Right now, I’m doing:

output_gradients = []

for output in net_outputs:
    tmp_grad = {}
    for name, param in net.named_parameters():
         tmp_grad[name] = param.grad

Since I have to call backward on each output, the backward passes are not parallelized and thus, the code is pretty slow.

Is there a faster way? Thanks!

1 Like

by default we only support accumulated gradients, so this is not easy to do.
If you dont have memory constraints, you can use the torch.autograd.grad interface to compute separate gradients in one shot. (they wont be in .grad, but will be explicitly returned, so some manual book-keeping is needed)


Thanks for the tips! Though we were able to rewrite the math to avoid doing this.

@smth Can you elaborate more on how to use the torch.autograd.grad interface to compute separate gradients in one shot? Thanks.

grads = torch.autograd.grad(loss,parameters,retain_graph=True)
would return the gradients as a tuple matching exactly the parameters provided. So that you don’t need to make a for loop to get the gradients as the code example above. Same size same order as the parameters provided.

1 Like

Is it possible to do backward propagation in parallel way? Thanks!

1 Like

Dear @evcu, in your example, loss is scalar and parameters is a vector. However, the question is for multiple losses, and computing these without summation. For me, @smth’s reference to torch.autograd.grad wasn’t helpful either. Its docs start with: “Computes and returns the sum of gradients of outputs w.r.t. the inputs”, and that seems to be what it does. Under what configuration does grad return individual gradients (at the expense of memory)?

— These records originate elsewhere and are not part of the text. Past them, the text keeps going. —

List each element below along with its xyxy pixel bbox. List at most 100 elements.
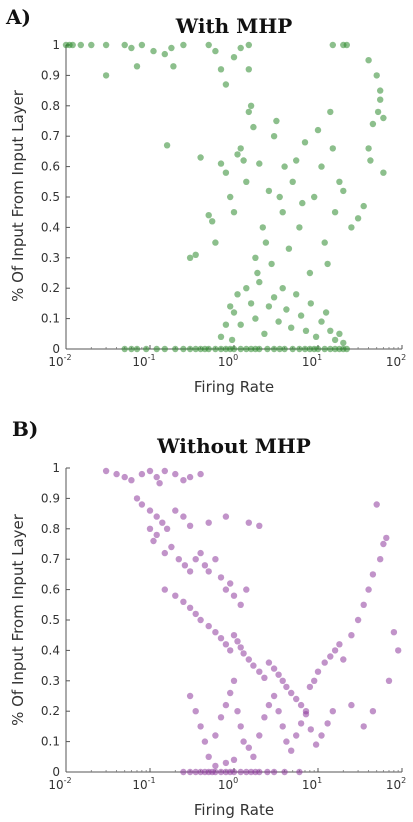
panel-a-data-point	[365, 145, 372, 152]
panel-a-data-point	[222, 169, 230, 176]
panel-b: B) Without MHP % Of Input From Input Lay…	[9, 417, 406, 819]
panel-b-data-point	[293, 695, 300, 703]
panel-b-data-point	[197, 616, 204, 624]
panel-b-data-point	[306, 683, 314, 691]
panel-b-data-point	[205, 753, 212, 760]
panel-b-data-point	[227, 580, 234, 587]
panel-b-data-point	[256, 768, 263, 776]
panel-a-data-point	[273, 117, 280, 125]
panel-b-data-point	[365, 586, 372, 593]
panel-b-data-point	[133, 495, 141, 502]
panel-a-data-point	[69, 41, 76, 49]
panel-b-data-point	[340, 656, 347, 663]
panel-b-data-point	[230, 592, 238, 599]
panel-b-x-tick-label: 10-1	[132, 776, 155, 792]
panel-a-data-point	[186, 345, 194, 353]
panel-a-xlabel: Firing Rate	[194, 378, 274, 396]
panel-a-data-point	[354, 215, 362, 222]
panel-b-data-point	[265, 659, 273, 666]
panel-a-data-point	[321, 345, 328, 353]
panel-a-data-point	[234, 291, 241, 298]
panel-b-data-point	[383, 534, 390, 542]
panel-a-data-point	[217, 333, 225, 340]
panel-b-data-point	[197, 549, 204, 557]
panel-a-data-point	[314, 126, 322, 134]
panel-b-data-point	[270, 768, 278, 776]
panel-a-data-point	[374, 108, 382, 116]
panel-b-data-point	[288, 689, 295, 697]
panel-b-data-point	[212, 768, 219, 776]
panel-b-data-point	[128, 477, 135, 484]
panel-b-data-point	[153, 513, 160, 520]
panel-a-data-point	[336, 330, 343, 337]
panel-a-axes: 0 0.1 0.2 0.3 0.4 0.5 0.6 0.7 0.8 0.9 1 10-2 10-1 100…	[41, 38, 406, 369]
panel-b-data-point	[281, 768, 288, 776]
panel-a-data-point	[237, 145, 244, 152]
panel-b-data-point	[311, 677, 318, 684]
panel-a-data-point	[279, 285, 286, 292]
panel-b-data-point	[227, 647, 234, 654]
panel-a-data-point	[168, 44, 175, 52]
panel-b-data-point	[256, 522, 263, 529]
panel-b-data-point	[197, 723, 204, 730]
panel-b-data-point	[217, 635, 225, 642]
panel-a-data-point	[324, 260, 331, 268]
panel-b-data-point	[283, 683, 290, 691]
panel-a-data-point	[247, 300, 255, 307]
panel-b-y-tick-label: 0.5	[41, 613, 60, 627]
panel-b-data-point	[102, 467, 110, 475]
panel-b-data-point	[230, 768, 238, 776]
panel-b-data-point	[186, 692, 194, 700]
panel-a-data-point	[301, 139, 309, 146]
panel-a-data-point	[264, 345, 271, 353]
panel-a-data-point	[270, 294, 278, 301]
panel-b-y-tick-label: 0.7	[41, 552, 60, 566]
panel-b-data-point	[237, 768, 244, 776]
panel-b-data-point	[360, 601, 367, 608]
panel-a-letter: A)	[5, 5, 31, 29]
panel-b-data-point	[261, 674, 268, 681]
panel-b-data-point	[197, 470, 204, 478]
panel-b-data-point	[181, 562, 189, 569]
panel-a-y-tick-label: 0.7	[41, 129, 60, 143]
panel-a-data-point	[180, 345, 187, 353]
panel-b-xlabel: Firing Rate	[194, 801, 274, 819]
panel-a-data-point	[314, 345, 322, 353]
panel-a-data-point	[256, 345, 263, 353]
panel-a-data-point	[254, 269, 261, 277]
panel-a-data-point	[307, 300, 314, 307]
panel-a-ylabel: % Of Input From Input Layer	[9, 89, 27, 302]
panel-b-data-point	[138, 501, 146, 508]
panel-b-data-point	[261, 714, 268, 721]
panel-b-data-point	[369, 571, 377, 578]
panel-b-data-point	[293, 732, 300, 739]
panel-a-data-point	[245, 108, 252, 116]
panel-a-y-tick-label: 0.8	[41, 99, 60, 113]
panel-b-points	[102, 467, 402, 776]
panel-b-data-point	[161, 467, 168, 475]
panel-a-data-point	[380, 114, 387, 122]
panel-b-data-point	[390, 629, 398, 636]
panel-a-data-point	[373, 72, 380, 79]
panel-b-data-point	[146, 525, 154, 532]
panel-b-data-point	[329, 708, 336, 715]
panel-b-data-point	[395, 647, 402, 654]
panel-b-y-tick-label: 0.4	[41, 643, 60, 657]
panel-b-data-point	[163, 525, 171, 532]
panel-b-data-point	[222, 641, 230, 648]
panel-b-data-point	[217, 768, 225, 776]
panel-b-data-point	[275, 708, 282, 715]
panel-b-y-tick-label: 0.9	[41, 491, 60, 505]
panel-a-data-point	[247, 102, 255, 110]
panel-a-data-point	[212, 239, 219, 246]
panel-a-y-tick-label: 0.9	[41, 68, 60, 82]
panel-a-x-tick-label: 101	[302, 353, 322, 369]
panel-a-data-point	[222, 321, 230, 328]
panel-b-data-point	[250, 753, 257, 760]
panel-b-data-point	[307, 726, 314, 733]
panel-b-data-point	[264, 768, 271, 776]
panel-b-data-point	[205, 519, 212, 526]
panel-a-data-point	[318, 318, 325, 325]
panel-b-data-point	[270, 692, 278, 700]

As aside, This is a pretty useful feature for differential privacy.


Exactly! Any updates on this? Would love to have an option to get individual gradients.

Hi @Skinish,

Look at the functorch library, which is designed to calculate per-sample gradients efficiently. Their github repo can be found here

1 Like

For what I see in here, you need to perform the forward call in parallel to calculate the gradients. However, that consumes too much memory (RAM or GPU memory).
What if we already have a single (X, Y) and just want to calculate gradients for all the elements in Y?

If you’re hitting an OOM error, you can always ‘chunk’ the vmap operation. So send multiple mini-batches and then just concatenate the results.

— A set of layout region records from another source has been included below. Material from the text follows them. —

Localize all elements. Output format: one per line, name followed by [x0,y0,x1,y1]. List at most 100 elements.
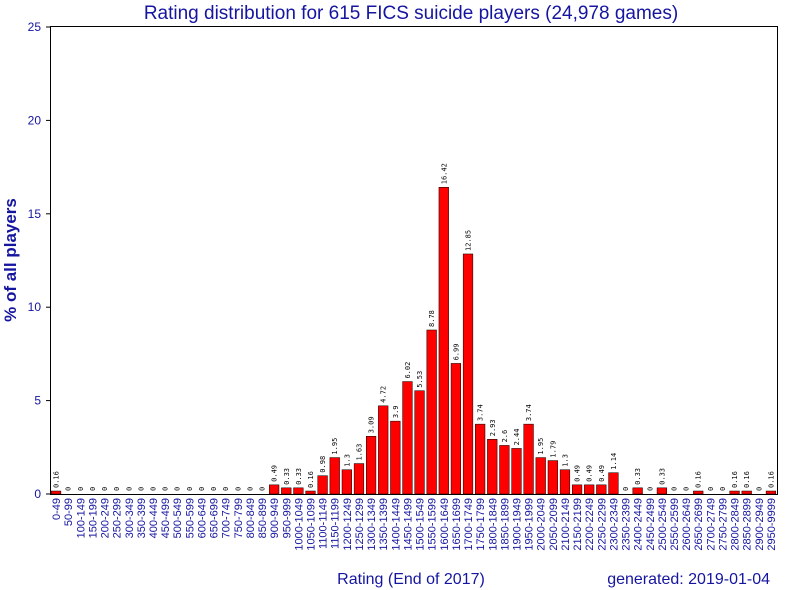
x-tick-label: 1700-1749 [463,498,475,551]
data-label: 0 [646,487,654,491]
x-tick-label: 1250-1299 [354,498,366,551]
data-label: 0 [719,487,727,491]
bar-2650-2699 [693,490,704,495]
plot-frame [50,26,778,495]
data-label: 0 [683,487,691,491]
data-labels-group: 0.160 0 0 0 0 0 0 0 0 0 0 0 0 0 0 0 00.49 0.33 0.33 0.160.9… [53,163,776,491]
bar-1150-1199 [329,457,340,495]
x-tick-label: 1950-1999 [524,498,536,551]
data-label: 0.33 [283,468,291,485]
bar-1450-1499 [402,381,413,495]
chart-title: Rating distribution for 615 FICS suicide… [144,3,678,24]
x-tick-label: 2800-2849 [730,498,742,551]
data-label: 0.33 [658,468,666,485]
data-label: 3.74 [477,404,485,421]
x-tick-label: 650-699 [209,498,221,538]
x-tick-label: 2450-2499 [645,498,657,551]
y-tick-label: 10 [28,300,42,314]
x-tick-label: 1400-1449 [390,498,402,551]
data-label: 0 [210,487,218,491]
x-tick-label: 1350-1399 [378,498,390,551]
data-label: 0.16 [695,471,703,488]
x-tick-label: 2150-2199 [572,498,584,551]
data-label: 0 [77,487,85,491]
x-tick-label: 500-549 [172,498,184,538]
y-tick-label: 20 [28,113,42,127]
x-tick-label: 450-499 [160,498,172,538]
bar-950-999 [281,487,292,495]
data-label: 3.09 [368,416,376,433]
data-label: 0.49 [598,465,606,482]
bar-1500-1549 [414,390,425,495]
data-label: 12.85 [465,230,473,251]
x-tick-label: 2700-2749 [705,498,717,551]
bar-1600-1649 [438,187,449,495]
bar-1000-1049 [293,487,304,495]
data-label: 1.14 [610,453,618,470]
data-label: 0 [671,487,679,491]
bar-1950-1999 [523,423,534,495]
x-tick-label: 2050-2099 [548,498,560,551]
data-label: 0 [622,487,630,491]
data-label: 3.9 [392,405,400,418]
data-label: 16.42 [440,163,448,184]
x-tick-label: 0-49 [51,498,63,520]
data-label: 0 [198,487,206,491]
bar-1650-1699 [450,363,462,495]
bar-2950-9999 [765,490,777,495]
x-tick-label: 1800-1849 [487,498,499,551]
x-tick-label: 550-599 [184,498,196,538]
data-label: 6.02 [404,362,412,379]
x-tick-label: 250-299 [112,498,124,538]
data-label: 0 [755,487,763,491]
data-label: 0 [89,487,97,491]
data-label: 0 [137,487,145,491]
bar-2200-2249 [584,484,595,495]
x-tick-label: 800-849 [245,498,257,538]
data-label: 6.99 [452,344,460,361]
y-tick-label: 0 [34,487,41,501]
x-tick-label: 2100-2149 [560,498,572,551]
data-label: 0 [234,487,242,491]
data-label: 1.79 [549,441,557,458]
data-label: 2.93 [489,419,497,436]
x-tick-label: 300-349 [124,498,136,538]
data-label: 0.16 [731,471,739,488]
bar-2500-2549 [656,487,667,495]
x-tick-label: 1200-1249 [342,498,354,551]
data-label: 1.95 [537,438,545,455]
x-tick-label: 1550-1599 [427,498,439,551]
data-label: 0.16 [767,471,775,488]
data-label: 0.16 [53,471,61,488]
x-tick-label: 1450-1499 [402,498,414,551]
data-label: 0 [186,487,194,491]
x-tick-label: 2650-2699 [693,498,705,551]
data-label: 0 [101,487,109,491]
bar-1800-1849 [487,439,498,495]
data-label: 0.98 [319,456,327,473]
data-label: 0 [125,487,133,491]
data-label: 0 [162,487,170,491]
x-tick-label: 900-949 [269,498,281,538]
y-tick-label: 25 [28,20,42,34]
data-label: 0.16 [307,471,315,488]
x-tick-label: 950-999 [281,498,293,538]
bar-1050-1099 [305,490,316,495]
x-tick-label: 750-799 [233,498,245,538]
y-tick-label: 15 [28,207,42,221]
data-label: 0.16 [743,471,751,488]
data-label: 1.3 [343,454,351,467]
x-tick-label: 350-399 [136,498,148,538]
x-tick-label: 600-649 [196,498,208,538]
data-label: 0.49 [271,465,279,482]
bar-1300-1349 [365,436,377,495]
bar-1850-1899 [499,445,510,495]
x-tick-label: 700-749 [221,498,233,538]
data-label: 0.49 [574,465,582,482]
bar-2850-2899 [741,490,752,495]
generated-date: generated: 2019-01-04 [607,571,770,588]
data-label: 1.3 [561,454,569,467]
x-tick-label: 2350-2399 [621,498,633,551]
x-tick-label: 2250-2299 [596,498,608,551]
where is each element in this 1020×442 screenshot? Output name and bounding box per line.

In the example you shared, a ‘chunk’ version would be something like this,

import torch
from functorch import make_functional, vmap, grad

model = torch.nn.Linear(3, 3)
data = torch.randn(64, 3)
targets = torch.randn(64, 3)

func_model, params = make_functional(model)

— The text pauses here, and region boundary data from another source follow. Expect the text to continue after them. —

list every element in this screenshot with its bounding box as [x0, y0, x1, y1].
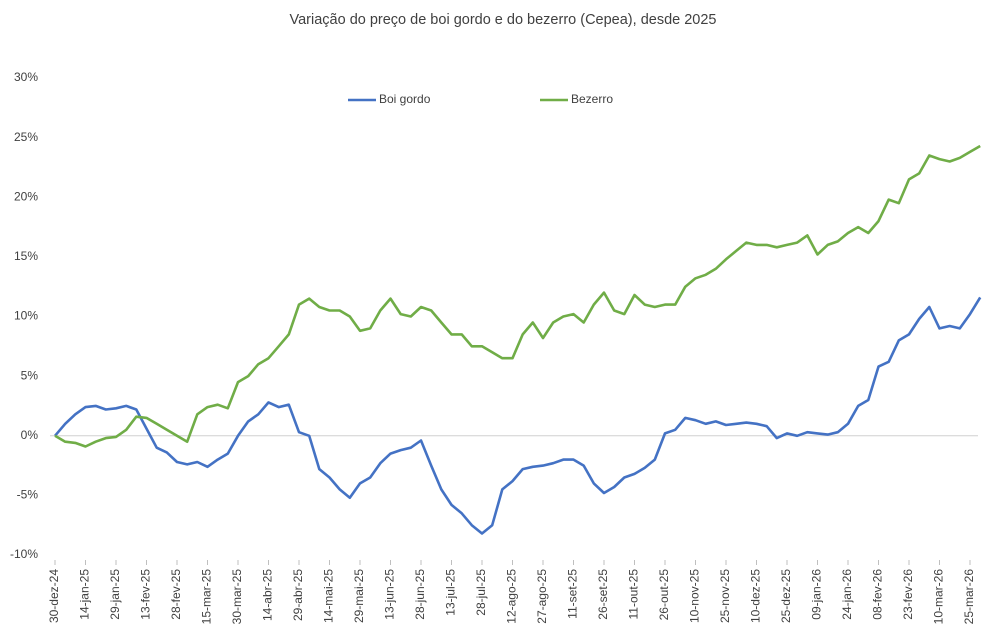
legend-label: Bezerro	[571, 92, 613, 106]
x-tick-label: 25-dez-25	[779, 569, 793, 623]
x-tick-label: 25-mar-26	[962, 569, 976, 625]
x-tick-label: 14-jan-25	[78, 569, 92, 620]
y-tick-label: 15%	[14, 249, 38, 263]
y-tick-label: -10%	[10, 547, 38, 561]
series-line	[54, 296, 982, 535]
x-tick-label: 10-dez-25	[749, 569, 763, 623]
x-tick-label: 15-mar-25	[200, 569, 214, 625]
x-tick-label: 11-set-25	[566, 569, 580, 619]
x-tick-label: 30-mar-25	[230, 569, 244, 625]
series-line	[54, 144, 981, 448]
y-tick-label: 5%	[21, 368, 39, 382]
x-tick-label: 08-fev-26	[871, 569, 885, 620]
x-tick-label: 28-fev-25	[169, 569, 183, 620]
x-tick-label: 11-out-25	[627, 569, 641, 620]
x-tick-label: 24-jan-26	[840, 569, 854, 620]
chart-title: Variação do preço de boi gordo e do beze…	[290, 12, 717, 28]
x-tick-label: 29-jan-25	[108, 569, 122, 620]
x-tick-label: 10-nov-25	[688, 569, 702, 623]
x-tick-label: 27-ago-25	[535, 569, 549, 624]
x-tick-label: 12-ago-25	[505, 569, 519, 624]
x-tick-label: 09-jan-26	[810, 569, 824, 620]
y-tick-label: 10%	[14, 309, 38, 323]
y-tick-label: 20%	[14, 189, 38, 203]
x-tick-label: 13-jul-25	[444, 569, 458, 616]
x-tick-label: 28-jun-25	[413, 569, 427, 620]
x-tick-label: 23-fev-26	[901, 569, 915, 620]
y-tick-label: -5%	[17, 488, 39, 502]
legend-label: Boi gordo	[379, 92, 431, 106]
x-tick-label: 10-mar-26	[932, 569, 946, 625]
x-tick-label: 13-fev-25	[139, 569, 153, 620]
y-tick-label: 30%	[14, 70, 38, 84]
x-tick-label: 13-jun-25	[383, 569, 397, 620]
x-tick-label: 14-mai-25	[322, 569, 336, 623]
y-tick-label: 25%	[14, 130, 38, 144]
x-tick-label: 28-jul-25	[474, 569, 488, 616]
x-tick-label: 14-abr-25	[261, 569, 275, 621]
y-tick-label: 0%	[21, 428, 39, 442]
x-tick-label: 29-mai-25	[352, 569, 366, 623]
x-tick-label: 29-abr-25	[291, 569, 305, 621]
x-tick-label: 26-set-25	[596, 569, 610, 620]
x-tick-label: 26-out-25	[657, 569, 671, 621]
x-tick-label: 30-dez-24	[47, 569, 61, 623]
x-tick-label: 25-nov-25	[718, 569, 732, 623]
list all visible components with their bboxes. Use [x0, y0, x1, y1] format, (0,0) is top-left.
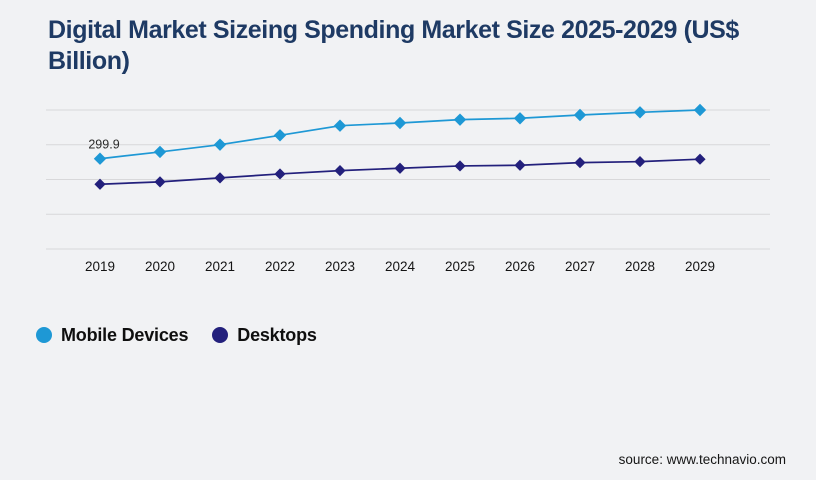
data-point-marker [693, 103, 707, 117]
legend-item-desktops: Desktops [212, 324, 317, 346]
data-point-marker [153, 145, 167, 159]
data-point-marker [514, 159, 526, 171]
legend-label: Mobile Devices [61, 324, 189, 345]
x-axis-label: 2026 [505, 259, 535, 274]
legend-dot-icon [36, 327, 52, 343]
x-axis-label: 2019 [85, 259, 115, 274]
data-point-marker [154, 176, 166, 188]
source-credit: source: www.technavio.com [618, 452, 786, 467]
data-point-marker [573, 108, 587, 122]
x-axis-label: 2027 [565, 259, 595, 274]
data-point-marker [453, 113, 467, 126]
legend-dot-icon [212, 327, 229, 343]
data-point-marker [334, 165, 346, 177]
data-point-marker [574, 157, 586, 169]
x-axis-label: 2029 [685, 259, 715, 274]
data-point-marker [633, 106, 647, 119]
x-axis-label: 2025 [445, 259, 475, 274]
legend-item-mobile-devices: Mobile Devices [36, 325, 188, 346]
data-point-marker [393, 116, 407, 130]
data-point-marker [213, 138, 227, 151]
data-point-marker [94, 178, 106, 190]
x-axis-label: 2028 [625, 259, 655, 274]
legend-label: Desktops [237, 324, 317, 345]
x-axis-label: 2021 [205, 259, 235, 274]
x-axis-label: 2022 [265, 259, 295, 274]
data-point-marker [274, 168, 286, 180]
data-point-marker [513, 112, 527, 125]
data-point-marker [273, 129, 287, 142]
data-point-marker [454, 160, 466, 172]
x-axis-label: 2023 [325, 259, 355, 274]
data-point-marker [214, 172, 226, 184]
chart-title: Digital Market Sizeing Spending Market S… [48, 16, 739, 75]
x-axis-label: 2020 [145, 259, 175, 274]
data-point-marker [333, 119, 347, 132]
data-point-marker [634, 156, 646, 168]
data-point-marker [394, 162, 406, 174]
chart-legend: Mobile Devices Desktops [36, 322, 317, 348]
data-point-marker [93, 152, 107, 165]
data-point-marker [694, 153, 706, 165]
data-point-label: 299.9 [88, 138, 119, 152]
x-axis-label: 2024 [385, 259, 416, 274]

def compute_loss(params, data, targets):
    preds = func_model(params, data)
    return torch.mean((preds - targets) ** 2)

per_sample_grads = vmap(grad(compute_loss), (None, 0, 0))(params, data, targets)

out_full = vmap(grad(compute_loss), (None, 0, 0))(params, data, targets)

nchunks=8                   #number of chunks
nparams=len(params) #number of params, 2 in this case (weight & bias)

#perform vmap in chunks 
out = [vmap(grad(compute_loss), in_dims=(None, 0, 0))(params, data_chunk, targets_chunk) for data_chunk, targets_chunk in zip(data.chunk(nchunks), targets.chunk(nchunks))] 
#recursively flatten list
out = [item for sublist in out for item in sublist] 
#re-map to correct shape and concatenate
out_chunk = [torch.cat([out[nparams*chunk+p] for chunk in range(nchunks)], dim=0) for p in range(nparams)] 

#check both methods for completeness
for i in range(2):
  print("Param: %i Match? %s" % (i, torch.allclose(out_full[i], out_chunk[i])))
Param: 0 Match? True
Param: 1 Match? True

If you still have an issue, you can open an issue on functorch’s github repo here. There is some development of to ‘chunk’ vmap as seen in issue #680 but it’s still under development I believe!

1 Like

Thanks for the reply :slight_smile:
I opened an issue as you suggested